Energy prices (natural gas, oil) continued to fall in the spring, fuelling the drop in general inflation in the eurozone. Nevertheless, the disinflation process will be slow[1], with inflation not expected to fall back to its 2% target level before 2025, according to our forecasts. Although food products remain by far the main contributor to the rise in the consumer price index, a proportion of inflation is also centred on services (accommodation and food services, recreation and culture, transport services) and fuelled by wages. Base salaries in the eurozone rose 4.3% year-on-year in Q1, according to the ECB’s indicator of negotiated wages. This is the biggest increase since the creation of the monetary union. The rise in wages was still below the pace of inflation in the eurozone, but the two curves should cross over during Q3, marking the return to positive territory of the increase in real wages.

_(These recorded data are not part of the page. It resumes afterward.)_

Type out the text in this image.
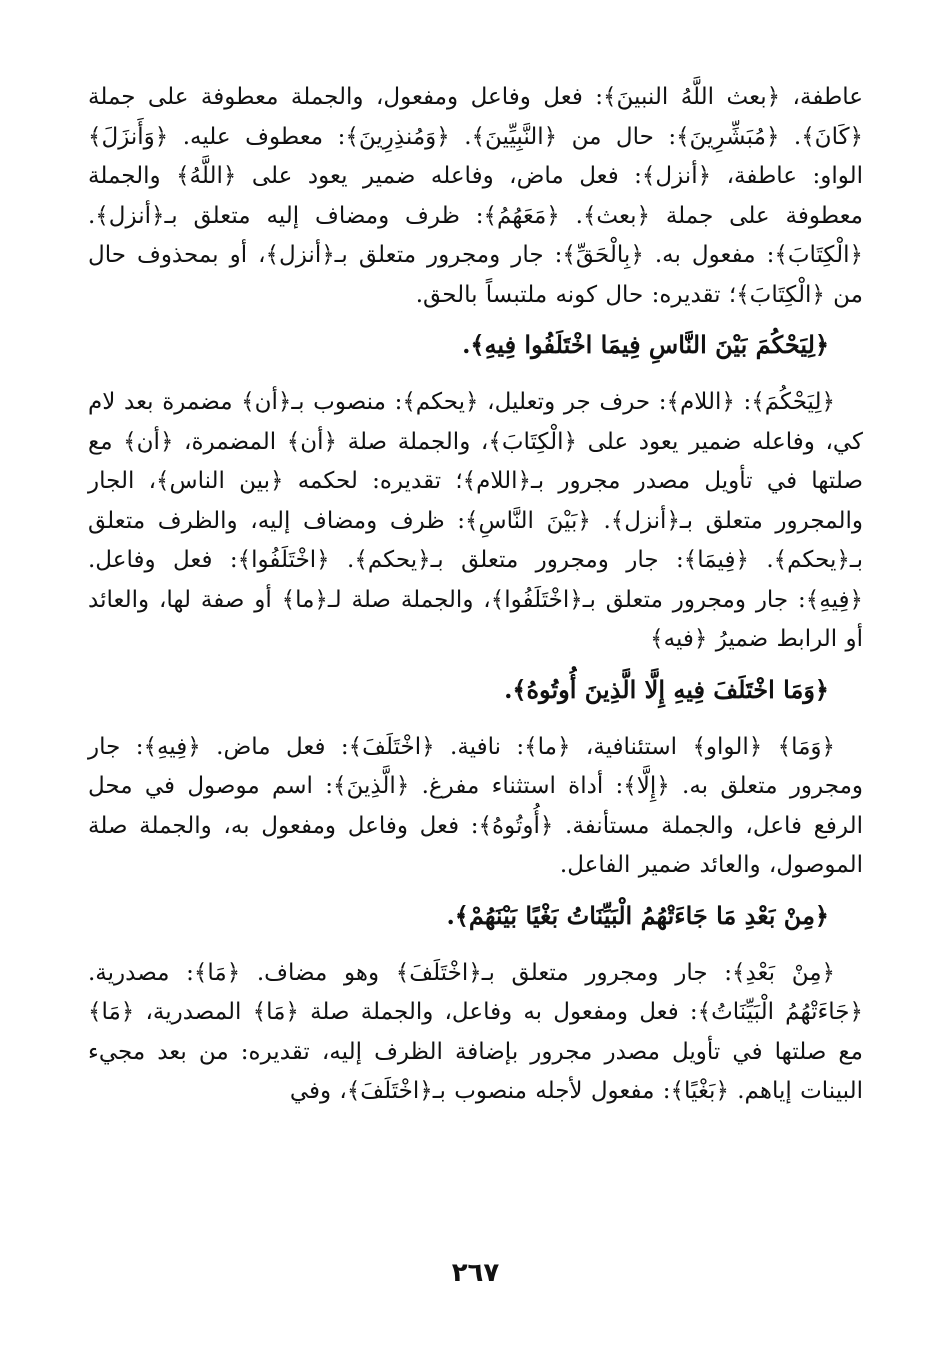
عاطفة، ﴿بعث اللَّهُ النبينَ﴾: فعل وفاعل ومفعول، والجملة معطوفة على جملة ﴿كَانَ﴾. ﴿مُبَشِّرِينَ﴾: حال من ﴿النَّبِيِّينَ﴾. ﴿وَمُنذِرِينَ﴾: معطوف عليه. ﴿وَأَنزَلَ﴾ الواو: عاطفة، ﴿أنزل﴾: فعل ماض، وفاعله ضمير يعود على ﴿اللَّهُ﴾ والجملة معطوفة على جملة ﴿بعث﴾. ﴿مَعَهُمُ﴾: ظرف ومضاف إليه متعلق بـ﴿أنزل﴾. ﴿الْكِتَابَ﴾: مفعول به. ﴿بِالْحَقِّ﴾: جار ومجرور متعلق بـ﴿أنزل﴾، أو بمحذوف حال من ﴿الْكِتَابَ﴾؛ تقديره: حال كونه ملتبساً بالحق.

﴿لِيَحْكُمَ بَيْنَ النَّاسِ فِيمَا اخْتَلَفُوا فِيهِ﴾.

﴿لِيَحْكُمَ﴾: ﴿اللام﴾: حرف جر وتعليل، ﴿يحكم﴾: منصوب بـ﴿أن﴾ مضمرة بعد لام كي، وفاعله ضمير يعود على ﴿الْكِتَابَ﴾، والجملة صلة ﴿أن﴾ المضمرة، ﴿أن﴾ مع صلتها في تأويل مصدر مجرور بـ﴿اللام﴾؛ تقديره: لحكمه ﴿بين الناس﴾، الجار والمجرور متعلق بـ﴿أنزل﴾. ﴿بَيْنَ النَّاسِ﴾: ظرف ومضاف إليه، والظرف متعلق بـ﴿يحكم﴾. ﴿فِيمَا﴾: جار ومجرور متعلق بـ﴿يحكم﴾. ﴿اخْتَلَفُوا﴾: فعل وفاعل. ﴿فِيهِ﴾: جار ومجرور متعلق بـ﴿اخْتَلَفُوا﴾، والجملة صلة لـ﴿ما﴾ أو صفة لها، والعائد أو الرابط ضميرُ ﴿فيه﴾

﴿وَمَا اخْتَلَفَ فِيهِ إِلَّا الَّذِينَ أُوتُوهُ﴾.

﴿وَمَا﴾ ﴿الواو﴾ استئنافية، ﴿ما﴾: نافية. ﴿اخْتَلَفَ﴾: فعل ماض. ﴿فِيهِ﴾: جار ومجرور متعلق به. ﴿إِلَّا﴾: أداة استثناء مفرغ. ﴿الَّذِينَ﴾: اسم موصول في محل الرفع فاعل، والجملة مستأنفة. ﴿أُوتُوهُ﴾: فعل وفاعل ومفعول به، والجملة صلة الموصول، والعائد ضمير الفاعل.

﴿مِنْ بَعْدِ مَا جَاءَتْهُمُ الْبَيِّنَاتُ بَغْيًا بَيْنَهُمْ﴾.

﴿مِنْ بَعْدِ﴾: جار ومجرور متعلق بـ﴿اخْتَلَفَ﴾ وهو مضاف. ﴿مَا﴾: مصدرية. ﴿جَاءَتْهُمُ الْبَيِّنَاتُ﴾: فعل ومفعول به وفاعل، والجملة صلة ﴿مَا﴾ المصدرية، ﴿مَا﴾ مع صلتها في تأويل مصدر مجرور بإضافة الظرف إليه، تقديره: من بعد مجيء البينات إياهم. ﴿بَغْيًا﴾: مفعول لأجله منصوب بـ﴿اخْتَلَفَ﴾، وفي

٢٦٧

In 2022, monetary union benefited from several favourable levers - significant household savings after the health crisis, business recovery with the gradual resorption of disruptions to global production chains, high level of budgetary support - to cushion the inflationary shock and the interest rate shock. These supports will not be as strong in 2023. Furthermore, while supply constraints on components and capital goods are expected to fade (they remained significant in Q1 according to the European Commission survey on limits to production), labour shortages are expected to persist for longer under the effect of the unprecedented tightening of the labour market. The unemployment rate reached a new low of 6.5% in April.

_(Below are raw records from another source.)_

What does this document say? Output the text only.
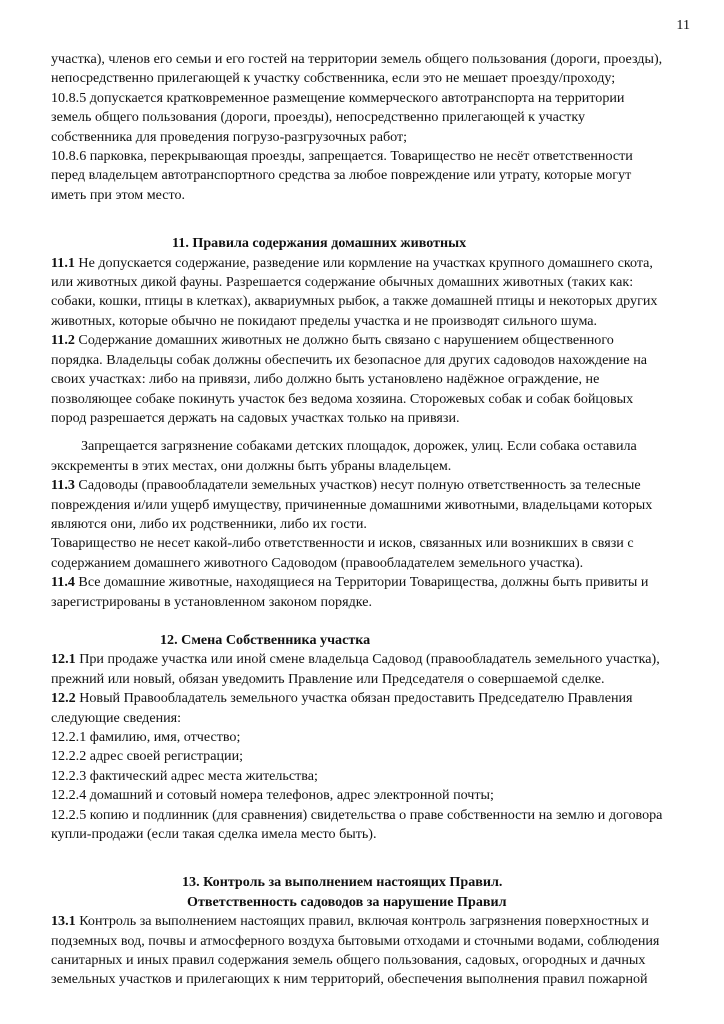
11

участка), членов его семьи и его гостей на территории земель общего пользования (дороги, проезды),

непосредственно прилегающей к участку собственника, если это не мешает проезду/проходу;

10.8.5 допускается кратковременное размещение коммерческого автотранспорта на территории

земель общего пользования (дороги, проезды), непосредственно прилегающей к участку

собственника для проведения погрузо-разгрузочных работ;

10.8.6 парковка, перекрывающая проезды, запрещается. Товарищество не несёт ответственности

перед владельцем автотранспортного средства за любое повреждение или утрату, которые могут

иметь при этом место.

11. Правила содержания домашних животных

11.1 Не допускается содержание, разведение или кормление на участках крупного домашнего скота,

или животных дикой фауны. Разрешается содержание обычных домашних животных (таких как:

собаки, кошки, птицы в клетках), аквариумных рыбок, а также домашней птицы и некоторых других

животных, которые обычно не покидают пределы участка и не производят сильного шума.

11.2 Содержание домашних животных не должно быть связано с нарушением общественного

порядка. Владельцы собак должны обеспечить их безопасное для других садоводов нахождение на

своих участках: либо на привязи, либо должно быть установлено надёжное ограждение, не

позволяющее собаке покинуть участок без ведома хозяина. Сторожевых собак и собак бойцовых

пород разрешается держать на садовых участках только на привязи.

Запрещается загрязнение собаками детских площадок, дорожек, улиц. Если собака оставила

экскременты в этих местах, они должны быть убраны владельцем.

11.3 Садоводы (правообладатели земельных участков) несут полную ответственность за телесные

повреждения и/или ущерб имуществу, причиненные домашними животными, владельцами которых

являются они, либо их родственники, либо их гости.

Товарищество не несет какой-либо ответственности и исков, связанных или возникших в связи с

содержанием домашнего животного Садоводом (правообладателем земельного участка).

11.4 Все домашние животные, находящиеся на Территории Товарищества, должны быть привиты и

зарегистрированы в установленном законом порядке.

12. Смена Собственника участка

12.1 При продаже участка или иной смене владельца Садовод (правообладатель земельного участка),

прежний или новый, обязан уведомить Правление или Председателя о совершаемой сделке.

12.2 Новый Правообладатель земельного участка обязан предоставить Председателю Правления

следующие сведения:

12.2.1 фамилию, имя, отчество;

12.2.2 адрес своей регистрации;

12.2.3 фактический адрес места жительства;

12.2.4 домашний и сотовый номера телефонов, адрес электронной почты;

12.2.5 копию и подлинник (для сравнения) свидетельства о праве собственности на землю и договора

купли-продажи (если такая сделка имела место быть).

13. Контроль за выполнением настоящих Правил.

Ответственность садоводов за нарушение Правил

13.1 Контроль за выполнением настоящих правил, включая контроль загрязнения поверхностных и

подземных вод, почвы и атмосферного воздуха бытовыми отходами и сточными водами, соблюдения

санитарных и иных правил содержания земель общего пользования, садовых, огородных и дачных

земельных участков и прилегающих к ним территорий, обеспечения выполнения правил пожарной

However, we are seeing more signs of a bearish environment. The drop in industrial activity in the eurozone was contained until April, but the manufacturing PMI deteriorated month after month (44.8 in May), while new manufacturing orders in Germany this spring plunged to levels not seen since the 2020 health crisis. In addition, retail sales of food products have been declining significantly in real terms for over a year. Business in services remained more dynamic, with a PMI index at 55.1 in May. While in the short term, the dynamics between the manufacturing sector and services seem to be diverging, in the long term there will be a convergence, probably due to a drop in business in services. In Q3, activity in this sector should be supported by the tourist season, which is once again looking strong. Nevertheless, the continued monetary tightening should ultimately have more widespread effects on the economy.

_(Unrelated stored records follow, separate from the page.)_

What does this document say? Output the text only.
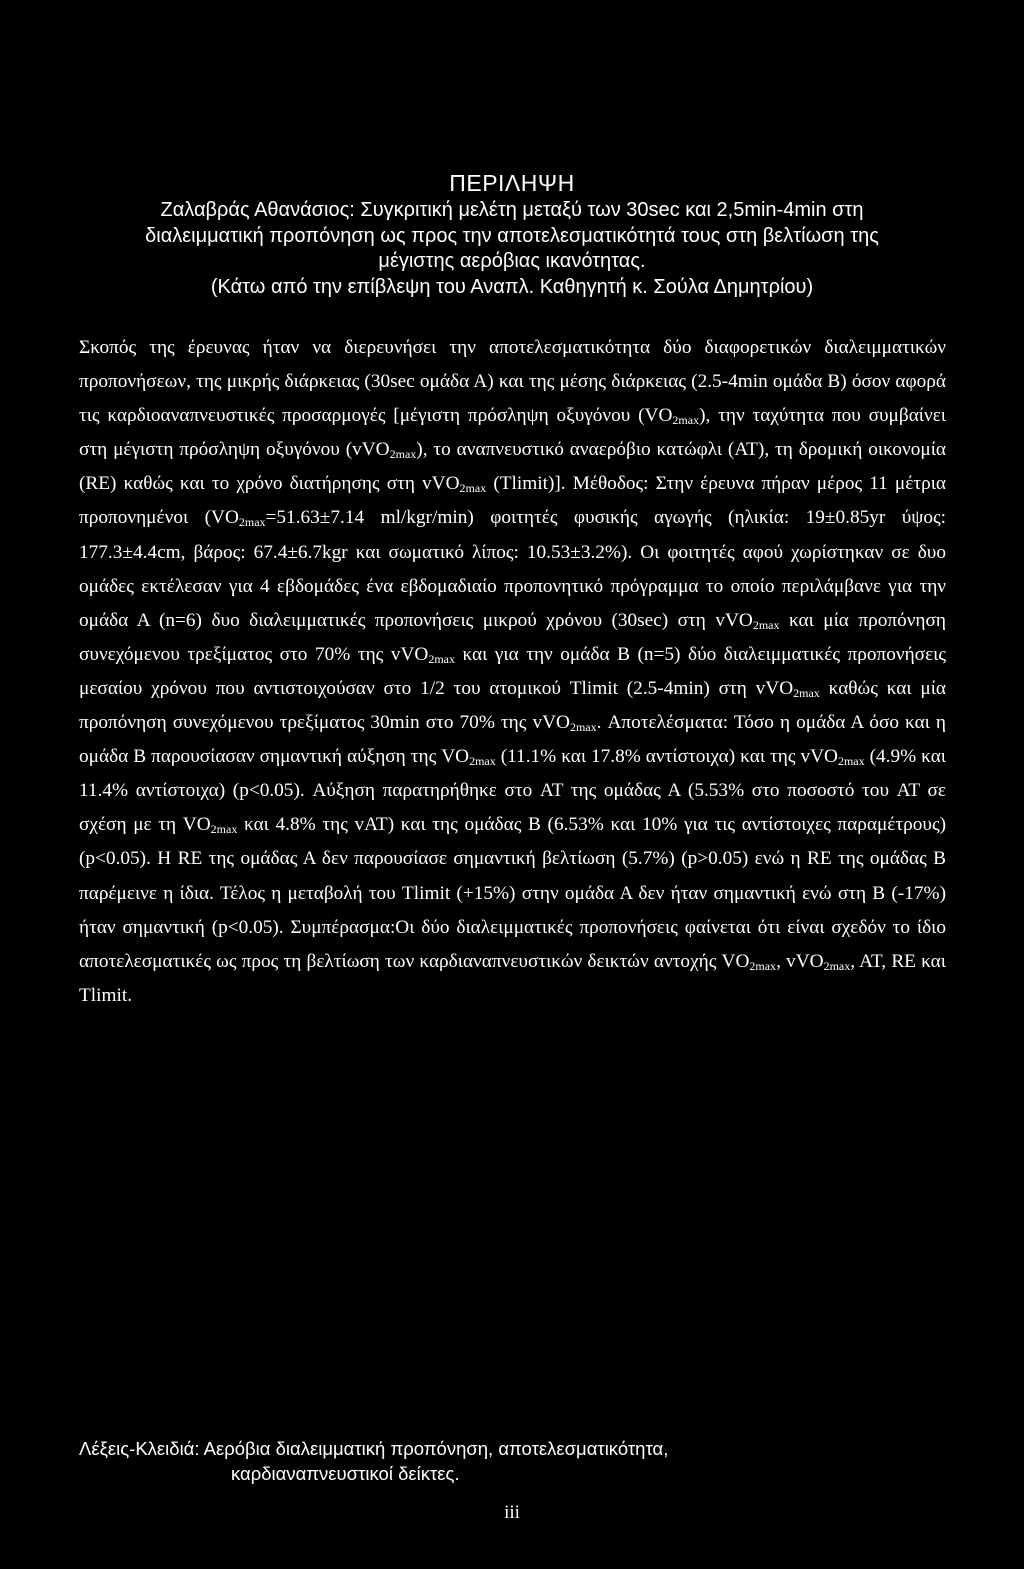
ΠΕΡΙΛΗΨΗ
Ζαλαβράς Αθανάσιος: Συγκριτική μελέτη μεταξύ των 30sec και 2,5min-4min στη
διαλειμματική προπόνηση ως προς την αποτελεσματικότητά τους στη βελτίωση της
μέγιστης αερόβιας ικανότητας.
(Κάτω από την επίβλεψη του Αναπλ. Καθηγητή κ. Σούλα Δημητρίου)

Σκοπός της έρευνας ήταν να διερευνήσει την αποτελεσματικότητα δύο διαφορετικών διαλειμματικών προπονήσεων, της μικρής διάρκειας (30sec ομάδα Α) και της μέσης διάρκειας (2.5-4min ομάδα Β) όσον αφορά τις καρδιοαναπνευστικές προσαρμογές [μέγιστη πρόσληψη οξυγόνου $(VO_{2max})$, την ταχύτητα που συμβαίνει στη μέγιστη πρόσληψη οξυγόνου (vVO$_{2max}$), το αναπνευστικό αναερόβιο κατώφλι (AT), τη δρομική οικονομία (RE) καθώς και το χρόνο διατήρησης στη vVO$_{2max}$ (Tlimit)]. Μέθοδος: Στην έρευνα πήραν μέρος 11 μέτρια προπονημένοι ($VO_{2max}=51.63\pm 7.14$ ml/kgr/min) φοιτητές φυσικής αγωγής (ηλικία: 19±0.85yr ύψος: 177.3±4.4cm, βάρος: 67.4±6.7kgr και σωματικό λίπος: 10.53±3.2%). Οι φοιτητές αφού χωρίστηκαν σε δυο ομάδες εκτέλεσαν για 4 εβδομάδες ένα εβδομαδιαίο προπονητικό πρόγραμμα το οποίο περιλάμβανε για την ομάδα Α (n=6) δυο διαλειμματικές προπονήσεις μικρού χρόνου (30sec) στη vVO$_{2max}$ και μία προπόνηση συνεχόμενου τρεξίματος στο 70% της vVO$_{2max}$ και για την ομάδα Β (n=5) δύο διαλειμματικές προπονήσεις μεσαίου χρόνου που αντιστοιχούσαν στο 1/2 του ατομικού Tlimit (2.5-4min) στη vVO$_{2max}$ καθώς και μία προπόνηση συνεχόμενου τρεξίματος 30min στο 70% της vVO$_{2max}$. Αποτελέσματα: Τόσο η ομάδα Α όσο και η ομάδα Β παρουσίασαν σημαντική αύξηση της $VO_{2max}$ (11.1% και 17.8% αντίστοιχα) και της vVO$_{2max}$ (4.9% και 11.4% αντίστοιχα) (p<0.05). Αύξηση παρατηρήθηκε στο AT της ομάδας Α (5.53% στο ποσοστό του AT σε σχέση με τη $VO_{2max}$ και 4.8% της vAT) και της ομάδας Β (6.53% και 10% για τις αντίστοιχες παραμέτρους) (p<0.05). Η RE της ομάδας Α δεν παρουσίασε σημαντική βελτίωση (5.7%) (p>0.05) ενώ η RE της ομάδας Β παρέμεινε η ίδια. Τέλος η μεταβολή του Tlimit (+15%) στην ομάδα Α δεν ήταν σημαντική ενώ στη Β (-17%) ήταν σημαντική (p<0.05). Συμπέρασμα:Οι δύο διαλειμματικές προπονήσεις φαίνεται ότι είναι σχεδόν το ίδιο αποτελεσματικές ως προς τη βελτίωση των καρδιαναπνευστικών δεικτών αντοχής $VO_{2max}$, vVO$_{2max}$, AT, RE και Tlimit.

Λέξεις-Κλειδιά: Αερόβια διαλειμματική προπόνηση, αποτελεσματικότητα,
καρδιαναπνευστικοί δείκτες.
iii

For the ECB, the correct adjustment of its policy rate is proving even more difficult, given the significant divergences in inflation rates between eurozone countries, both for the headline measure and for underlying inflation. Most economies in the eastern part of the monetary union posted core inflation close to 10% (Croatia) or above 10% (Baltic countries, Slovakia) in May 2023, while the rise remained significant in the Netherlands (8.2%) and Austria (7.9%). Conversely, inflation fell below 4% in Spain (3.8% in May). However, the decisions taken elsewhere by central bankers in recent weeks (Australia, Canada) illustrate the monetary authorities’ determination to curb inflation, even if this means doing so more aggressively than expected by markets. The ECB seems to be heading in this direction. In early June, Isabel Schnabel, a Member of the Executive Board of the European Central Bank, considered a "hawk", reiterated that in the fight against inflation, “given the high uncertainty about the persistence of inflation, the costs of doing too little continue to be greater than the costs of doing too much”[2].